Even as late as Friday, the White House was still trying to
avoid categorizing the Rwanda killings as genocide out of fear
the term might incite public calls for greater U.S. action.
A State Department spokeswoman told a disbelieving press
conference: "Clearly not all of the killings that have taken
place in Rwanda are killings to which you might apply that label
(genocide)."
Slashing and hacking
How the Clinton administration can classify the slashing and
hacking of hundreds of thousands of Tutsis to death as anything
but genocide is bewildering.
Nearly two million Tutsis, including an estimated 500,000
unaccompanied children whose parents have either been killed or
lost, are displaced and thousands are trapped in hostile zones
under the constant fear of death.
UN officials says they are starting to see children in
Kigali
with bloated bellies, an early sign of starvation.
Hunger-related deaths have already been reported in the south.

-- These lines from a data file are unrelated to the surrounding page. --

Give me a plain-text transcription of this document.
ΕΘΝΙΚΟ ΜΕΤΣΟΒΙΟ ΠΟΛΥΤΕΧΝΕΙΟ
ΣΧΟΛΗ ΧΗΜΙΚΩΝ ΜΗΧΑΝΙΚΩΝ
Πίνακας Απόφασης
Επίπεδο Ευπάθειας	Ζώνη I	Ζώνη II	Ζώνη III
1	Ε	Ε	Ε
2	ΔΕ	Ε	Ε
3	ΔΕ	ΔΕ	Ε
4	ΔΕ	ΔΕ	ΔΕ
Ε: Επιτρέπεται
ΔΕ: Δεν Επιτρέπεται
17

It is imperative that the US waste no more time in
dispatching the equipment the UN needs to restrain the ethnic
madness in Rwanda.
Washington must also bring whatever diplomatic pressure it
can on Uganda, the main backer of the predominantly-Tutsi Rwanda
Patriotic Front (RPF). Unless the RPF halts their offensive and
agrees to a ceasefire, it will be difficult for the UN to make
arrangements for the care of refugees.